One of the reasons why 2021 will be better than 2020 is that The French Dispatch will be released (on October 22nd, to be precise). For the non-fans, The French Dispatch is the latest effort of Wes Anderson, one of the most appreciated directors around. If you haven’t seen any of his movies, you have to grab Moonrise Kindom or The Aquatic Life of Steve Zissou, and then you can finish the article.

The French Dispatch – Official Trailer

Like many others, I believe one of the reasons I love his movies is his incredible use of photography and color palettes, which can build fairytale plots.
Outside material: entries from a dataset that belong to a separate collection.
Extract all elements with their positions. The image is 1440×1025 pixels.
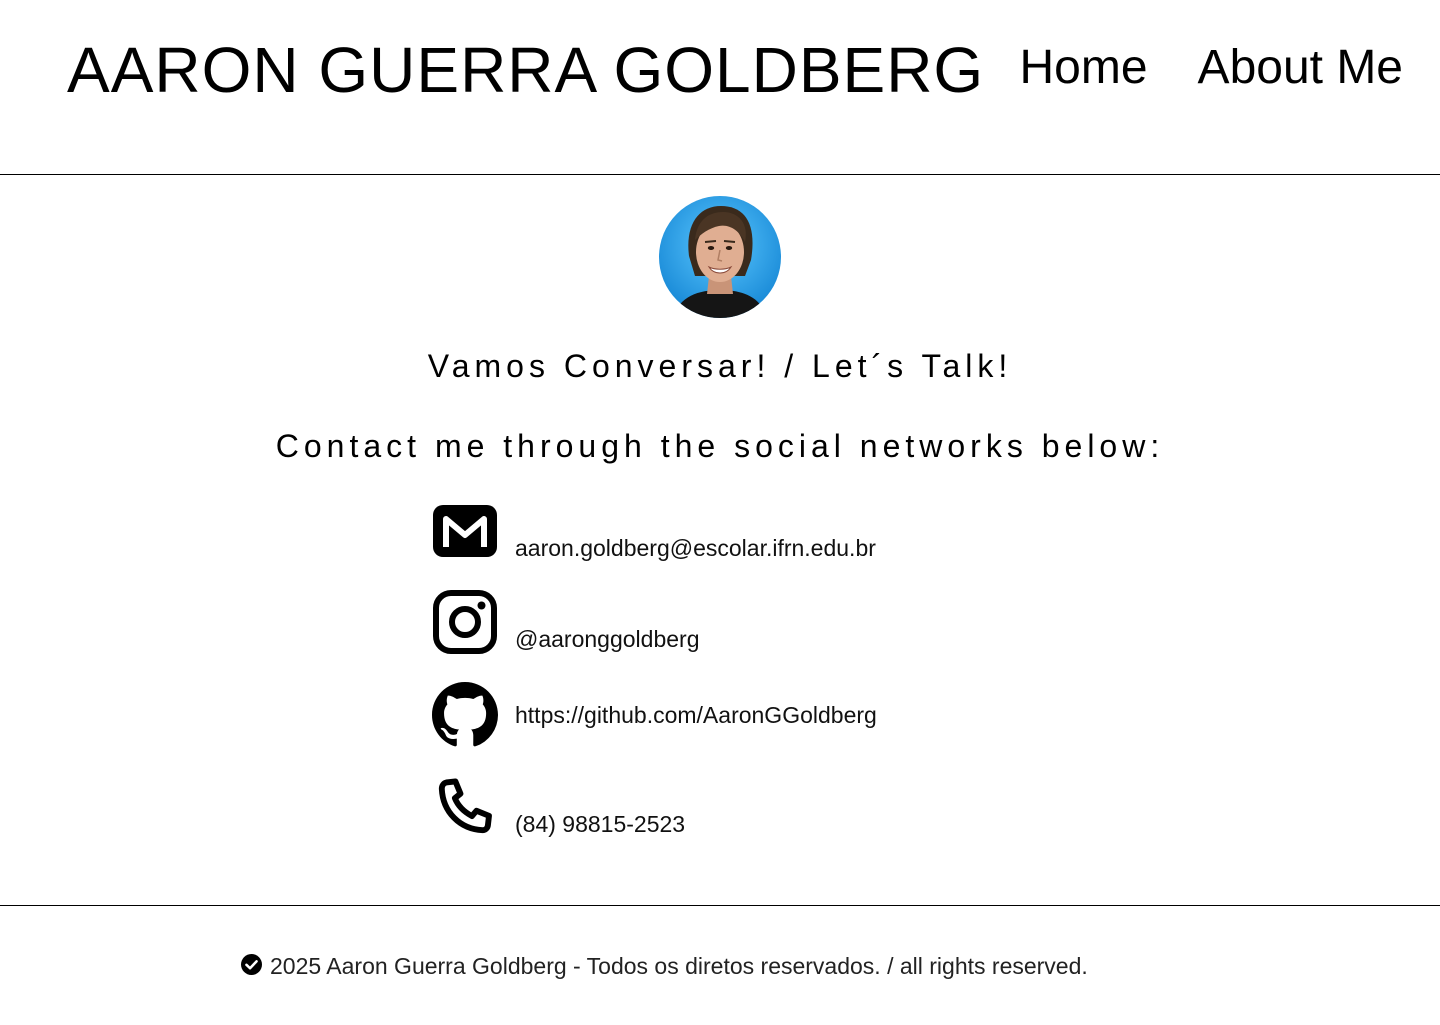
copyright: 2025 Aaron Guerra Goldberg - Todos os di…	[241, 953, 1088, 980]
site-header: AARON GUERRA GOLDBERG Home About Me	[0, 0, 1440, 175]
nav-home-link[interactable]: Home	[1020, 38, 1148, 98]
contact-phone[interactable]: (84) 98815-2523	[430, 772, 685, 842]
contact-github[interactable]: https://github.com/AaronGGoldberg	[430, 680, 877, 750]
phone-link[interactable]: (84) 98815-2523	[515, 810, 685, 842]
email-link[interactable]: aaron.goldberg@escolar.ifrn.edu.br	[515, 534, 876, 566]
lets-talk-heading: Vamos Conversar! / Let´s Talk!	[427, 348, 1013, 384]
instagram-link[interactable]: @aaronggoldberg	[515, 625, 699, 657]
check-circle-icon	[241, 953, 262, 980]
contact-email[interactable]: aaron.goldberg@escolar.ifrn.edu.br	[430, 496, 876, 566]
instagram-icon	[430, 587, 500, 657]
github-link[interactable]: https://github.com/AaronGGoldberg	[515, 701, 877, 729]
contact-intro-heading: Contact me through the social networks b…	[275, 428, 1165, 464]
site-footer: 2025 Aaron Guerra Goldberg - Todos os di…	[0, 905, 1440, 1025]
github-icon	[430, 680, 500, 750]
main-nav: Home About Me	[1020, 38, 1404, 98]
site-title: AARON GUERRA GOLDBERG	[67, 34, 985, 106]
copyright-text: 2025 Aaron Guerra Goldberg - Todos os di…	[270, 953, 1088, 979]
contact-instagram[interactable]: @aaronggoldberg	[430, 587, 699, 657]
avatar-portrait	[659, 196, 781, 318]
gmail-icon	[430, 496, 500, 566]
avatar	[659, 196, 781, 318]
phone-icon	[430, 772, 500, 842]
nav-about-me-link[interactable]: About Me	[1198, 38, 1403, 98]
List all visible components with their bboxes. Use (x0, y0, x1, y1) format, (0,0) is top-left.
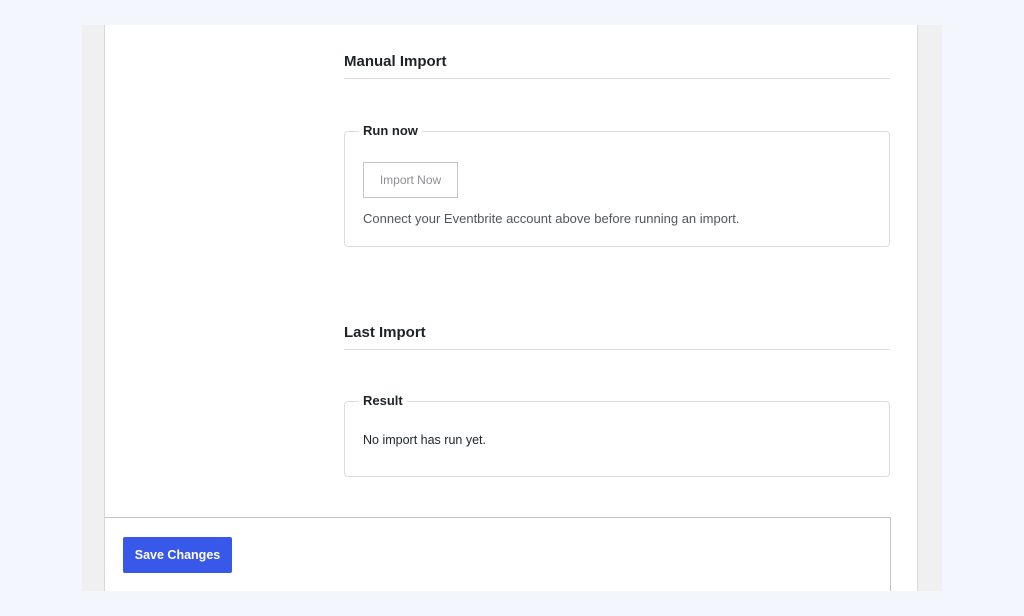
settings-panel: Manual Import Run now Import Now Connect… (104, 25, 918, 591)
last-import-heading: Last Import (344, 324, 890, 350)
manual-import-heading: Manual Import (344, 53, 890, 79)
form-footer: Save Changes (105, 517, 891, 591)
run-now-legend: Run now (359, 123, 422, 138)
save-changes-button[interactable]: Save Changes (123, 537, 232, 573)
import-now-button[interactable]: Import Now (363, 162, 458, 198)
run-now-fieldset: Run now Import Now Connect your Eventbri… (344, 123, 890, 247)
import-help-text: Connect your Eventbrite account above be… (363, 211, 740, 226)
result-legend: Result (359, 393, 407, 408)
result-fieldset: Result No import has run yet. (344, 393, 890, 477)
result-text: No import has run yet. (363, 433, 486, 447)
page-frame: Manual Import Run now Import Now Connect… (82, 25, 942, 591)
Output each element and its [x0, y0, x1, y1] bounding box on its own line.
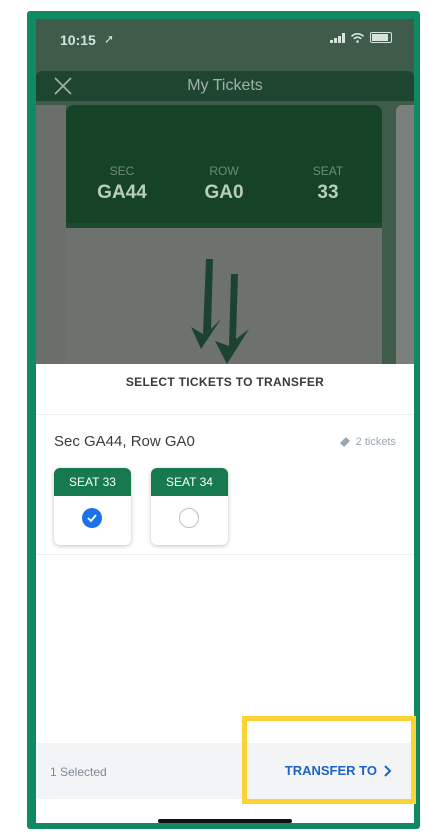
nav-bar: My Tickets [36, 71, 414, 101]
ticket-icon [339, 437, 350, 447]
sec-info: SEC GA44 [92, 164, 152, 204]
status-time: 10:15 [60, 32, 96, 48]
checked-icon[interactable] [82, 508, 102, 528]
seat-option-label: SEAT 33 [54, 468, 131, 496]
team-logo-icon [191, 259, 249, 364]
transfer-to-label: TRANSFER TO [284, 763, 377, 778]
transfer-to-button[interactable]: TRANSFER TO [285, 763, 392, 778]
seat-info: SEAT 33 [298, 164, 358, 204]
location-arrow-icon: ➚ [104, 32, 115, 46]
row-label: ROW [209, 164, 239, 178]
seat-value: 33 [317, 182, 339, 203]
sheet-title: SELECT TICKETS TO TRANSFER [36, 364, 414, 415]
ticket-group-title: Sec GA44, Row GA0 [54, 433, 195, 450]
transfer-footer: 1 Selected TRANSFER TO [36, 743, 414, 799]
wifi-icon [350, 32, 365, 43]
selected-count: 1 Selected [50, 765, 107, 779]
page-title: My Tickets [187, 77, 263, 94]
seat-option-33[interactable]: SEAT 33 [54, 468, 131, 545]
ticket-count-label: 2 tickets [355, 436, 396, 448]
status-bar: 10:15 ➚ [36, 19, 414, 63]
row-value: GA0 [204, 182, 244, 203]
battery-icon [370, 32, 392, 43]
seat-option-34[interactable]: SEAT 34 [151, 468, 228, 545]
ticket-carousel-edge [36, 105, 66, 365]
home-indicator [158, 819, 292, 823]
ticket-count: 2 tickets [339, 436, 396, 448]
divider [36, 554, 414, 555]
next-ticket-card[interactable] [396, 105, 414, 365]
phone-screen: 10:15 ➚ My Tickets SEC GA44 ROW GA0 SEAT… [36, 19, 414, 823]
signal-icon [330, 32, 345, 43]
row-info: ROW GA0 [194, 164, 254, 204]
sec-value: GA44 [97, 182, 147, 203]
seat-option-label: SEAT 34 [151, 468, 228, 496]
chevron-right-icon [384, 764, 392, 777]
seat-label: SEAT [312, 164, 344, 178]
unchecked-icon[interactable] [179, 508, 199, 528]
sec-label: SEC [109, 164, 135, 178]
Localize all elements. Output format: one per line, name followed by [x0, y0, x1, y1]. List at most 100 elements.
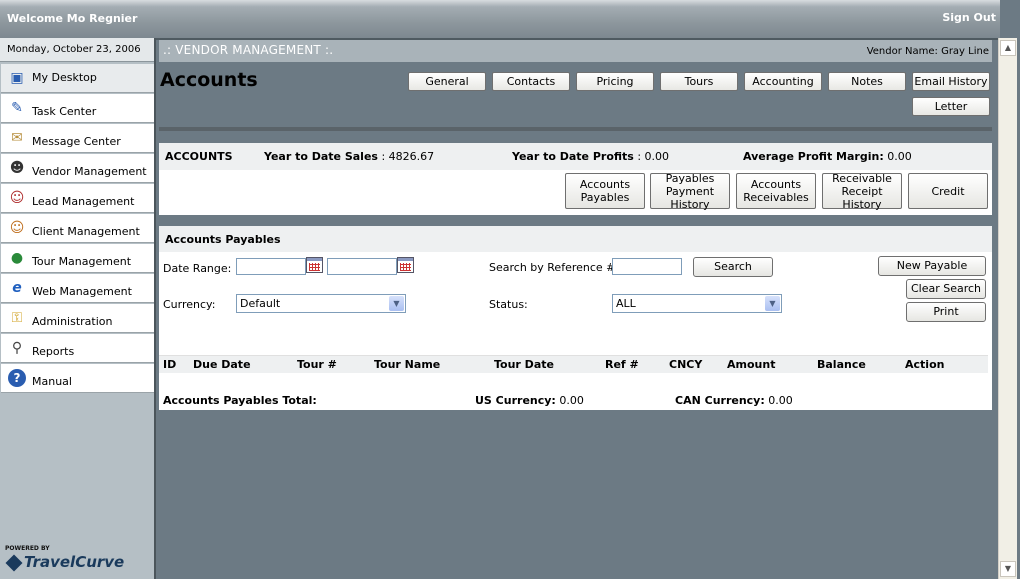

Wouldn’t it be great to be able to style your plots from R studio using those palettes? Thanks to Wes Anderson’s package, you can use these great palettes for your data plots when you use ggplot.

To install it and load it in your project, enter install.packages("wesanderson") and then library("wesanderson") on top of your project. After that, you can create a ggplot2 graph object, choose the Wes Anderson color scheme you want to use, create a palette object, add the graph object and the palette object, and behold your beautiful data.

Specifically, the wes_palette() function requires:

wes_palette(name, n, type = c("discrete", "continuous"))

  • name: Name of the desired palette. You can find here the list of the available ones.
  • Type: It can be “continuous” or “discrete”.
  • n: Number of colours desired, depending on your chart

So, let’s say that I defined heatmap my graph and the palette pal <- wes_palette(“Zissou1”, 100, type = “continuous”), to color it as I want, I just need to add the palette element, such as heatmap + scale_fill_gradientn(colours = pal).